Tuesday, 27 March 2007

A small selection of luncheon wines

At a typical Saturday blind tasting lunch recently I served the following. Well, I should say that the following bottles were consumed at a lunch hosted by me - some were brought by my delightful guests, my former blind tasting teammates.

1992 Reinhold Haart Piersporter Goldtropfschen Kabinett Riesling (Mosel)
I acquired this for a mere £10 at a bin-end sale. £10! I would gladly have paid £30 of somebody else's money to purchase this wine. The nose leaps out of the glass, as if it was a year old (Sarah thought it was a 2003!) - petrol, grapefruit, lime, and clean as a whistle. The palate is bracing, lime driven, with matronly acidity, the tiniest hint of sherbet and and extraordinarily long, minerally finish. A stunning wine. I could have this wine for breakfast.

2004 Henri Milan "Le Grand Blanc" (Grenache Blanc/Rolle, St-Remy-de-Provence)
Just when you were getting bored, here comes this wine! The consensus was that if we had been blindfolded, we would have thought it was red. An intriguing nose of dried herbs - rosemary, thyme, oregano and mint. The palate is minty and very herbaceous and it wouldn't even be out of place to say the wine had tannins! Very unusual.

1990 Bourgueil Cuvee Prestige
Such a nice wine, it's hard to admit that it's a cabernet franc. Leafy, tobacco nose, almost left-Bank Bordeaux in character. Elegant red fruit palate, with a fine tannin finish.

2004 EQ Syrah (Chile)
By this stage we were eating rare roast beef. The debate raged over whether it was a grenache/shiraz blend from the Rhone, or a cabernet from Chile. Anyone should know that a debate like that can only end one way - it's a Syrah from Chile. And who would trust Piers to bring anything not from South America? A powerful, juicy, well balanced wine.

2003 Altavins Domus Pensi Terra Alta (Grenache/Syrah, Catalonia)
Jammy fruit on the nose with dark chocolate and even a hint of mint. Palate is full and chocolatey, supported by red fruits. Firm tannins, full body, well made. Will age.

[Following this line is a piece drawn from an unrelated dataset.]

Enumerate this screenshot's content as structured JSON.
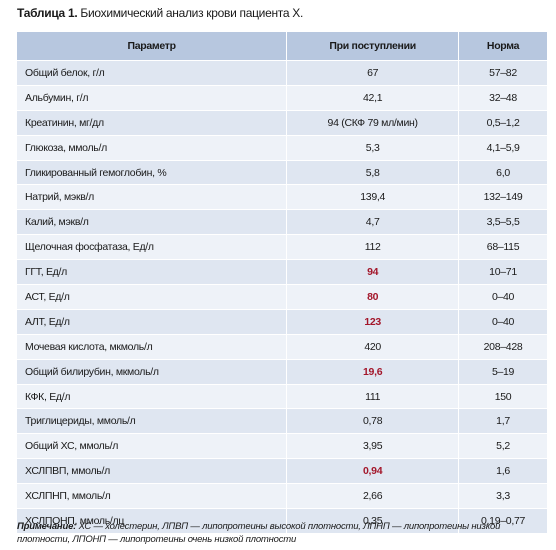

2003 Nerojbleo Nero d'Alvola (Sicily)
The nose leads with anise and black jelly-babies, following with brambly black fruit. The palate begins a little sweet, full red and black jammy fruits. At this point you might think it was a Zinfandel. But then it goes tits up with a mouthful of tannins as gripping as nonna's farewell hug last Christmas. And then you know you're in Sicily.

2005 Les Amis de la Bouissiere (Grenache/Syrah/Merlot, Cotes du Rhone)
Now this is a shit hot wine for £9. I defy anyone to find such a powerful, well-balanced, mouth-filling, moreish, elegant, complex wine for the price. Superb.

1996 Chateau les Ormes de Pez (St Estephe)
Now you're talking. Classic Bordeaux nose - olives, tobacco and cedar. Powerful palate of black fruits - well balanced and delightfully mature. To think that Sarah had the audacity to claim it was slightly oxidised. I don't care whether she's been working vintages across Europe for the last 3 months. Her glass should have been confiscated immediately.

2000 Chateau Cormeil Figeac (St Emilion)
By this stage I was a bit drunk to be taking proper notes, but it was bloody lovely.

2005 Magnotta Vidal Ice Wine (Lake Erie North Shore, Canada)
Who cares really - aren't all sweet wines the same? It was sweet. And looked orange.

2004 Domaine Sauveroy Coteaux du Layon
Not as horrible as I might have thought. Less sweet than the Ice Wine - it should have come first. But that's the problem when you're tasting blind.

NV LeNoble Brut Intense
OK, so we had run out of wine so I opened this bottle, which I had won in an advocacy competition a couple of weeks previously. It was chilled, and by this stage we were a little too pissed to care. Alun had fallen asleep and Janet and I just needed to rinse our mouths out a bit. It actually wasn't too bad for something I was initially suspicious of.